Si de nuestra sociedad estamos hablando, alguien debería decir bien alto y claro, que una sociedad que mira a otro lado cuando suceden hechos de este tipo, es una sociedad que se degrada moralmente, que acaba pagando caro el precio de su silencio. Urge que ésta se pronuncie sin ambigüedades de ningún tipo, condenando el hecho, solidarizándose con Trapero y cerrando el paso a quienes tengan la tentación de convertir en un hecho “justificable” políticamente lo que no es sino una salvajada, propia de quienes parecen empeñados en mostrarnos sólo lo peor del género humano. A mi juicio, la tibieza con que, hasta hoy, se han pronunciado las instituciones canarias no está a la altura ni de los hechos ni de la conciencia democrática que debe impregnar nuestra vida pública. Uno esperaría declaraciones y gestos más evidentes (desconocemos si se han producido en el ámbito privado, lo cual no excluye lo que defiendo)  en los que se dejara bien patente lo que es claro: que en una sociedad democrática como la canaria no caben este tipo de comportamientos, que sólo degradan a quienes los cometen, a quienes los jalean y a las ideas que dicen defender.

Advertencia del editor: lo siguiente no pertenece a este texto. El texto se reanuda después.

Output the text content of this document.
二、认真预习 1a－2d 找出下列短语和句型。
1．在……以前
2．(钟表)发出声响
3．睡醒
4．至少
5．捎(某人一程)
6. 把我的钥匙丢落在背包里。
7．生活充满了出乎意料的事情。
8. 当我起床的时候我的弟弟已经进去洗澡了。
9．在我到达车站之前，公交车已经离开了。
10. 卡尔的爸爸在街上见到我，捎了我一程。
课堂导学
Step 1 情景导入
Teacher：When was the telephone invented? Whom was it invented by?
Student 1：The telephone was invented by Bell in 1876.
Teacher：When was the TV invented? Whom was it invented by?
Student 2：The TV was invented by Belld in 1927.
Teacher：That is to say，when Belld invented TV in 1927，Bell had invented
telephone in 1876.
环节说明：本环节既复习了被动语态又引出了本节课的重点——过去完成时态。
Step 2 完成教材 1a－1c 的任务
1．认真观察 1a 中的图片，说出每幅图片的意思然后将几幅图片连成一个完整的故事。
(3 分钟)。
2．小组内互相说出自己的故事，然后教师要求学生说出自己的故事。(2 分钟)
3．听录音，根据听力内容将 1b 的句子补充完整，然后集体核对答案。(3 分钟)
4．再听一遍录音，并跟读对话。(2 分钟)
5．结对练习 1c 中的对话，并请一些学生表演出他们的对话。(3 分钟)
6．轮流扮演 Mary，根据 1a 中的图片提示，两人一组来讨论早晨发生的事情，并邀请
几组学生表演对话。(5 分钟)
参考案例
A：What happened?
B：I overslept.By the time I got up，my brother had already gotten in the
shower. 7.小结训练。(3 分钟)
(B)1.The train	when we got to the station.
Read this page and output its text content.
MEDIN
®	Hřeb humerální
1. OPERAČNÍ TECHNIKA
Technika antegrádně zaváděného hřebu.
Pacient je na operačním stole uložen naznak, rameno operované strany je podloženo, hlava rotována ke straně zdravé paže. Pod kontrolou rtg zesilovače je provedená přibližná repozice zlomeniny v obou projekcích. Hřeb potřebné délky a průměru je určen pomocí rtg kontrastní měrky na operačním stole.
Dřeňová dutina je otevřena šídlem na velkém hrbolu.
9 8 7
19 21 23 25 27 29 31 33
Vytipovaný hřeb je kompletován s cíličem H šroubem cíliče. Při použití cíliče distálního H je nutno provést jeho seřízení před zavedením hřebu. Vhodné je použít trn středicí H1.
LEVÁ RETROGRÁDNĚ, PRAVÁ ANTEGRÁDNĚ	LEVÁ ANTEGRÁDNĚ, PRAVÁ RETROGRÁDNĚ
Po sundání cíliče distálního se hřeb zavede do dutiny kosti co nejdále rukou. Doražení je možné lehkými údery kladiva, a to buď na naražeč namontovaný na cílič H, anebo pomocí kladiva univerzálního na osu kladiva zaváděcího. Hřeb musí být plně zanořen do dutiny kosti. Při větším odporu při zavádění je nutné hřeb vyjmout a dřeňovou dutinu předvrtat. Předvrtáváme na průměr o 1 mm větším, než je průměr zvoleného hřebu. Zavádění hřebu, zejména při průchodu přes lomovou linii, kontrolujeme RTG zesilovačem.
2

Cortar el mal de raíz supone poner en primer lugar la solidez y firmeza de los valores democráticos en los que se asienta la aceptación del otro, su reconocimiento como igual, la consideración hacia su diferente identidad o proyecto político si lo tuviera... La negación de todo esto, o nuestra indiferencia, nos pone en rumbo de otras islas ya transitadas por la Humanidad. Sin querer ser alarmistas, sí queremos ser responsables y, a nuestro juicio, la responsabilidad ante este hecho hoy pasa por ser del todo claros en mostrar nuestra denuncia y repulsa. Seamos merecedores de esa isla “que no sea silencio amordazado”.